Trump said he wanted to "wipe out" Puerto Rico's $74 billion debt.
President Donald Trump late Tuesday suggested he wished to “wipe out” Puerto Rico $74 billion debt pile following Hurricane Maria in a bid to ease the commonwealth’s recovery process.
“You know, they owe a lot of money to your friends on Wall Street, and we’re going to have to wipe that out,” Trump said on Fox Tuesday. “You can say goodbye to that. I don’t know if it’s Goldman Sachs, but whoever it is, you can wave goodbye to that.”
While that would be a weight off Puerto Rico’s chest — the commonwealth has increased taxes among others in order to pay back its creditors — Trump’s comments sent Wall Street into a frenzy.
Investors already on edge about Puerto Rico’s ability to pay back its debts sent the island’s general obligation bonds yielding 8% down by nearly 20% Wednesday. Though experts opined such a move was unlikely with Mick Mulvaney, director of the Office of Management and Budget later trying to soothe markets by saying Puerto Rico “is going to have to figure out how to fix the errors that it’s made,” investors remained spooked.
Granted, Trump’s comments Tuesday would have merely piled onto a growing stack of woes for Puerto Rico and its bondholders. Puerto Rico heavily financed its expansion via debts in the early 2000s as companies began setting up offices on the island. But after tax break for U.S. companies in Puerto Rico expired in 2006, jobs and citizens left the island, pushing the commonwealth into an economic recession. With a weakened economy Puerto Rico unable to pay its now sizable debts. Finally in May, Puerto Rico filed a form of bankruptcy, with a turnaround plan that offered to pay $800 million a year to the island’s creditors — about 25 cents on the dollar.
Now Puerto Rico’s bondholders are growing increasingly certain that their returns could go even lower with Hurricane Maria in the mix. Bondholders rely on the island’s revenues, whether they comes from taxes or the commonwealth’s government-owned electrical grid, to be paid back. But the island revenue has been hard hit by Hurricane Maria. Two weeks after the storm, about 95% of Puerto Ricans are without electricity, while 55% have no access to drinking water, according to a recent update from the Department of Defense. Maria has effectively put a freeze on production.

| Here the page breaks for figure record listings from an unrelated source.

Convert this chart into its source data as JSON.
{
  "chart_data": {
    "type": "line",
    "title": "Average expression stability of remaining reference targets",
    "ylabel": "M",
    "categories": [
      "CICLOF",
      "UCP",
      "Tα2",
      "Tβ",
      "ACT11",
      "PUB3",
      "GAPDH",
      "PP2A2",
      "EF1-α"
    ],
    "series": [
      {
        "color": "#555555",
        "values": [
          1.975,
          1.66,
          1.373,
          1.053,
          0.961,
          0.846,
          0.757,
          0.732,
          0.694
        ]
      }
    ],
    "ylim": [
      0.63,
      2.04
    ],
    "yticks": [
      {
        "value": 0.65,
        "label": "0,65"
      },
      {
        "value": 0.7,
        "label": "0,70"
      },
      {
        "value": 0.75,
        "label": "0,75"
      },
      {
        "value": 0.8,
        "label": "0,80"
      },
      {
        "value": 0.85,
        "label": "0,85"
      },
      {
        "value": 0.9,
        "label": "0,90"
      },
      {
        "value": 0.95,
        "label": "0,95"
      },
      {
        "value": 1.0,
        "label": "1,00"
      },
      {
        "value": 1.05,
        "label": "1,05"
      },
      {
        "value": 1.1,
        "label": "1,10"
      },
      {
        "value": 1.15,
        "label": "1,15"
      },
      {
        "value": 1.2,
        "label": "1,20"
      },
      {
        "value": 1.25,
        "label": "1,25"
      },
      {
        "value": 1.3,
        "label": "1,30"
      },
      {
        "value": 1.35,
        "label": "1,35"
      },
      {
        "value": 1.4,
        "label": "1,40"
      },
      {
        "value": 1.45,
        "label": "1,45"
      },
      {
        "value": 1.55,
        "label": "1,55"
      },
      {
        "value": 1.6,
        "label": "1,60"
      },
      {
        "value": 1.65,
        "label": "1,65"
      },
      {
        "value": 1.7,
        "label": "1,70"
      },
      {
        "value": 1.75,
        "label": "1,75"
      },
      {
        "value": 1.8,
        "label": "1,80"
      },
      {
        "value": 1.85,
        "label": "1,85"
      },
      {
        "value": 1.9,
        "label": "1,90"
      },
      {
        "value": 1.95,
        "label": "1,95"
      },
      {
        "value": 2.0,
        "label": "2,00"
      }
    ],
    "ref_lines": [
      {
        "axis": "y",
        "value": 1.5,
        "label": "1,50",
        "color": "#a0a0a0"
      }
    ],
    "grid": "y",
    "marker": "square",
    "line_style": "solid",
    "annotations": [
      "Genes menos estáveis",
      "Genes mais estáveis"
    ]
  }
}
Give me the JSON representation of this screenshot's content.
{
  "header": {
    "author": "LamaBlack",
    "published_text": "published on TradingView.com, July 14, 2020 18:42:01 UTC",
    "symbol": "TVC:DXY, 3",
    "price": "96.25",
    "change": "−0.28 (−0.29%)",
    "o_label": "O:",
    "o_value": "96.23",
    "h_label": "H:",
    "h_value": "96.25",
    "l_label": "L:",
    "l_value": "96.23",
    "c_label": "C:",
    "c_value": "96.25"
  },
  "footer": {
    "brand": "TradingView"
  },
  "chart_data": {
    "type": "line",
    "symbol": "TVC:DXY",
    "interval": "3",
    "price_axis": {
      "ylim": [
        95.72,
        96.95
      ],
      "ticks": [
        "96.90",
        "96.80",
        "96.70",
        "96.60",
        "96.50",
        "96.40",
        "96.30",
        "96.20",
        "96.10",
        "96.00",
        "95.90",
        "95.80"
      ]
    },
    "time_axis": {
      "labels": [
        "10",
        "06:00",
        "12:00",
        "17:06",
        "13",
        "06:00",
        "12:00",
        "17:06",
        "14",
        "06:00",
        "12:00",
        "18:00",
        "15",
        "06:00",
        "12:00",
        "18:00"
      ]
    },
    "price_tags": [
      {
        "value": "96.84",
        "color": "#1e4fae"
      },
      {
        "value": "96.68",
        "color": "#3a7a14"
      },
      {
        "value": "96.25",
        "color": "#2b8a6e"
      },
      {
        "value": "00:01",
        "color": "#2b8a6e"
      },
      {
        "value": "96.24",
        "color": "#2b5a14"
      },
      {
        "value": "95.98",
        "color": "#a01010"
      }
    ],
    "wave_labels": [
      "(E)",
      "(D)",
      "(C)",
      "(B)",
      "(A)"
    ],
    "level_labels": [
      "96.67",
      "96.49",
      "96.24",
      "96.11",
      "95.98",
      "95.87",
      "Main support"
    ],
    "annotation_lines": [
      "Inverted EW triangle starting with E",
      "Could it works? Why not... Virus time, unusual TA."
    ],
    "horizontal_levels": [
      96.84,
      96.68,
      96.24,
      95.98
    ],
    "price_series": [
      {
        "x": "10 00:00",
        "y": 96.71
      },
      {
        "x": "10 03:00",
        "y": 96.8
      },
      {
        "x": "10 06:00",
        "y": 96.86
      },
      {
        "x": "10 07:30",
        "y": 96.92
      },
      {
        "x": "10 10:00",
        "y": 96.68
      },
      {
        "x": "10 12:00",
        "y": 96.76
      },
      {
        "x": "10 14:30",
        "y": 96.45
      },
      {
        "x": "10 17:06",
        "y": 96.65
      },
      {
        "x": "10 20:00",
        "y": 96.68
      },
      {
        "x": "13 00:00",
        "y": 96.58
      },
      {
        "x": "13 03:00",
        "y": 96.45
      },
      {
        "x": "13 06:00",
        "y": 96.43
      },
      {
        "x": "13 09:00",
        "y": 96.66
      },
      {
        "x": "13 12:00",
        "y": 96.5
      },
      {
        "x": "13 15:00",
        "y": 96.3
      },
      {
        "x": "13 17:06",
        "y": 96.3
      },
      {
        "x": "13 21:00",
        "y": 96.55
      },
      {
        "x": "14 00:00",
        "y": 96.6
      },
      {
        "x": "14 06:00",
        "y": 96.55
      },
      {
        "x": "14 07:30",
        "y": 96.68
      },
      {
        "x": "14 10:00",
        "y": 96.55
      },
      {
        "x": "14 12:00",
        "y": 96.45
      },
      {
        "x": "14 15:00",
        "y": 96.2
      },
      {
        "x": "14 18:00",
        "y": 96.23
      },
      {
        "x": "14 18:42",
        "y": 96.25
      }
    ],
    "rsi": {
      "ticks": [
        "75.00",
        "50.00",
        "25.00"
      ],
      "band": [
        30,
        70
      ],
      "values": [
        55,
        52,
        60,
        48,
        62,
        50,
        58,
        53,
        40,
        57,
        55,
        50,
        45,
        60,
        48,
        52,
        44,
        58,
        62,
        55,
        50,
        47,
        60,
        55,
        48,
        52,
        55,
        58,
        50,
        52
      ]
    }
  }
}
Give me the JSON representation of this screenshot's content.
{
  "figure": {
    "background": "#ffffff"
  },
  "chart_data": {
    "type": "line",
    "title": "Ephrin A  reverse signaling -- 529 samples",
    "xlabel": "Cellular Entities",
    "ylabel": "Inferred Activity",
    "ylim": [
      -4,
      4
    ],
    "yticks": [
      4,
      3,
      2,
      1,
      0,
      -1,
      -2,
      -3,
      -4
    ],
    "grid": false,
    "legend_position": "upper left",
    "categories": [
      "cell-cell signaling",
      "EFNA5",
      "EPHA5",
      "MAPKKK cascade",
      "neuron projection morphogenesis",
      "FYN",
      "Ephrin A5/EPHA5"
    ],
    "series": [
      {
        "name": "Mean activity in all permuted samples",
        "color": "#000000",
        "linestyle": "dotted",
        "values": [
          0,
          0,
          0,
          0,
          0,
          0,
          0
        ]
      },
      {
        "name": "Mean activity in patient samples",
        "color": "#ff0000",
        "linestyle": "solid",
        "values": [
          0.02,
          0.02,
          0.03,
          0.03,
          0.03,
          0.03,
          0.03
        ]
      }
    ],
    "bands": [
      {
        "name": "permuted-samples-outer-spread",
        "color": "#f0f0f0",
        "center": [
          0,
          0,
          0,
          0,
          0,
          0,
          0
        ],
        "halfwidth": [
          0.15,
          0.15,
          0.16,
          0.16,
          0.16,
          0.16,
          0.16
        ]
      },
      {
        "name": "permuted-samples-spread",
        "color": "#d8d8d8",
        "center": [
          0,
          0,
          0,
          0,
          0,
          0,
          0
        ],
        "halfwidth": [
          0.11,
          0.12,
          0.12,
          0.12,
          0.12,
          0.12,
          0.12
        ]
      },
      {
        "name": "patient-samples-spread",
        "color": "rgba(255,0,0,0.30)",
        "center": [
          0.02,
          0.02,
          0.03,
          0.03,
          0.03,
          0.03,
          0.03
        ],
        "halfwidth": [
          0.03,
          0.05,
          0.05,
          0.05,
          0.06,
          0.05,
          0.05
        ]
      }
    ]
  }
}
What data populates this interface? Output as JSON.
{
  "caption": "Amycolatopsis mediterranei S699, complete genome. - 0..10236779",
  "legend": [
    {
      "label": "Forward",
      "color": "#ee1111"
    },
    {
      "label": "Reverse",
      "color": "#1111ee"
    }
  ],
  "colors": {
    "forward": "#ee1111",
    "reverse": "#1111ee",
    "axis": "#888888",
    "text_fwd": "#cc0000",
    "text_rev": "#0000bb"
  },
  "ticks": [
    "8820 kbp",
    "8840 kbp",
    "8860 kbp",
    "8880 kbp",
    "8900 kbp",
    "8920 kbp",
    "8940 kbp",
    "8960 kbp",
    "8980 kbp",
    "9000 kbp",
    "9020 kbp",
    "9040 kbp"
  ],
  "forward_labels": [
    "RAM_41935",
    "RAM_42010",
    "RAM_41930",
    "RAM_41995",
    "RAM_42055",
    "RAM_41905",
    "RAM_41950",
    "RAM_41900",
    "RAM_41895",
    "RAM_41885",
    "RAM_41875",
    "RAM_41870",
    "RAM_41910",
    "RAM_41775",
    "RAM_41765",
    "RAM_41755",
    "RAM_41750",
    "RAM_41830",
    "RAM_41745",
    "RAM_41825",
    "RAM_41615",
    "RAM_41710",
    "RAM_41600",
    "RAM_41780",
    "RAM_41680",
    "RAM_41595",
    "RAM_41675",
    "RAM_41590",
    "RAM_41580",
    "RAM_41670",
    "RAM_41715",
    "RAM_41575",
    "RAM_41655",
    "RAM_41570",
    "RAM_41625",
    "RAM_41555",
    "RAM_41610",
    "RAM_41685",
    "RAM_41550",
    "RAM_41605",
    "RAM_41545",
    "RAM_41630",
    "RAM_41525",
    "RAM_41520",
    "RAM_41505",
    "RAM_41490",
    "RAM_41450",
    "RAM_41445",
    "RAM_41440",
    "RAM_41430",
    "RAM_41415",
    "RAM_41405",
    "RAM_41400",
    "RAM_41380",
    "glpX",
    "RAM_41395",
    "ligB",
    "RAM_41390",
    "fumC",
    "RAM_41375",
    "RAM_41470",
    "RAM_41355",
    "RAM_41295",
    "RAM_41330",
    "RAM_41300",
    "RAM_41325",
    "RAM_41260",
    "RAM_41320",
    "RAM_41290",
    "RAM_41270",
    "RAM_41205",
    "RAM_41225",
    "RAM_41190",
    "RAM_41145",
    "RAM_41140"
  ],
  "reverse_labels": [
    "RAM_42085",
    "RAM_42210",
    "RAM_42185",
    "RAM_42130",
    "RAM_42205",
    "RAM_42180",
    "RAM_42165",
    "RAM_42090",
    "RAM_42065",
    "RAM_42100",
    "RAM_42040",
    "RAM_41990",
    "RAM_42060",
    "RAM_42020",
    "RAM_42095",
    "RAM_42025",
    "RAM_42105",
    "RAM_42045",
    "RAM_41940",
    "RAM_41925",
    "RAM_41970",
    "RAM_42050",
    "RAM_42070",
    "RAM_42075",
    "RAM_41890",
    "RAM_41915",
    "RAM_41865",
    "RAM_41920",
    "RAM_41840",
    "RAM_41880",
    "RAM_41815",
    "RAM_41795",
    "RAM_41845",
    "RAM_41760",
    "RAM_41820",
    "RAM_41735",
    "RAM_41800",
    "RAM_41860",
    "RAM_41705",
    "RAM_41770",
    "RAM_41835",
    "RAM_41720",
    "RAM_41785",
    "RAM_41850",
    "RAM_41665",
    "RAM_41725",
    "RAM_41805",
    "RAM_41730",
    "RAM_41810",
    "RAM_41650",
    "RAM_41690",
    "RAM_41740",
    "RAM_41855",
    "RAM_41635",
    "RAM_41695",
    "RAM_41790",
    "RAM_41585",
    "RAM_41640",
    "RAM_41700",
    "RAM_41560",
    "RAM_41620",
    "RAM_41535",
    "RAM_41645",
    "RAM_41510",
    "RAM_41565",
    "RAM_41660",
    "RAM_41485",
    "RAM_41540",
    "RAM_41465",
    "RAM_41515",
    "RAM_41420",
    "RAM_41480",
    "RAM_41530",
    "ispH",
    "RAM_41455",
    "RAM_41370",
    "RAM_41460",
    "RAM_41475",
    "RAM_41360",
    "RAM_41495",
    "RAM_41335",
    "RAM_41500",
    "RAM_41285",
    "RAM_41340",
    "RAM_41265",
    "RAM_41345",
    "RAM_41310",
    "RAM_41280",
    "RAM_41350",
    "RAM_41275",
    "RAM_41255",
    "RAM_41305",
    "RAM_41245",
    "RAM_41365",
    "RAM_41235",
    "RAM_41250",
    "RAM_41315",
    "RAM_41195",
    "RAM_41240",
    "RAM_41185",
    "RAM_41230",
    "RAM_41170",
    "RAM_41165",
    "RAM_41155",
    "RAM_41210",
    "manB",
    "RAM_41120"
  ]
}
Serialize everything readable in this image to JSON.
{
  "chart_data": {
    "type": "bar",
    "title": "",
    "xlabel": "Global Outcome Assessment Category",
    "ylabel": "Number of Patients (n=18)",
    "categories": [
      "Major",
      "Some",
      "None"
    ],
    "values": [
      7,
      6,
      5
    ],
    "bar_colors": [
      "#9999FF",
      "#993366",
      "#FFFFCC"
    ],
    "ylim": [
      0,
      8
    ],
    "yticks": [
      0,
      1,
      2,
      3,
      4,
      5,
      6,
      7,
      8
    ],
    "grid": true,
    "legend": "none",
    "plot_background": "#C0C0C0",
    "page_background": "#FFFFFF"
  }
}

Meanwhile its government has focused funds toward recovery efforts.
“Puerto Rico was already intending to pay their lenders last, and, after the storm, ‘last’ is now even further down the line,” Matt Fabian of Municipal Market Analytics said in an email.
But despite Trump’s expectation that Puerto Rico’s creditors are Wall Street giants such as Goldman Sachs, some of Puerto Rico’s debt is in fact owned by individual investors via their mutual funds — and even Puerto Ricans themselves.
The government of Puerto Rico in 2016 commissioned a study that estimated Puerto Ricans held some $10 billion to $15 billion as investments via mutual funds and more, likely in preparation for retirement.
That means if the unlikely happens and Puerto Rico’s debts are forgiven, even if the island’s economic future looks several degrees brighter, some of its citizens’ retirement accounts may suffer. But more importantly and beyond that theoretical scenario, Puerto Ricans’ retirement accounts are likely to suffer as it stands, as the country puts debt repayment on pause and directs any extra funds toward rebuilding the island.
The biggest worry for Puerto Rico’s economic health and by extension, some of its citizens retirement portfolios, is how quickly the island can be back up and running. If current conditions continue, it’s likely that Puerto Ricans will continue exiting the island—raising the question of who will be left to keep its economy running after its been rebuilt?
“The biggest risk for Puerto Rico and the creditors is that the rebuilding of basic infrastructure takes so long that the out-migration worsens, and you see people put roots down in other places,” said Jim Millstein, CEO of financial advisory firm Millstein & Co. Millstein recently advised Puerto Rico on managing its debt.
So far, the emigration is already happening. An estimated 7,000 people have already left via the Luis Munoz Marin International Airport, with “tens of thousands more” likely to follow, a recent Municipal Market Analytics note read. But on a more optimistic note, investors such as John Mousseau, the director of fixed income at Cumberland Advisors, says he waiting for financial aid from the federal government to help rebuild and strengthen Puerto Rico’s economy.
“If you get this rebuilding underway, you start seeing Puerto Rico turning the other way,” he told Fortune in late September.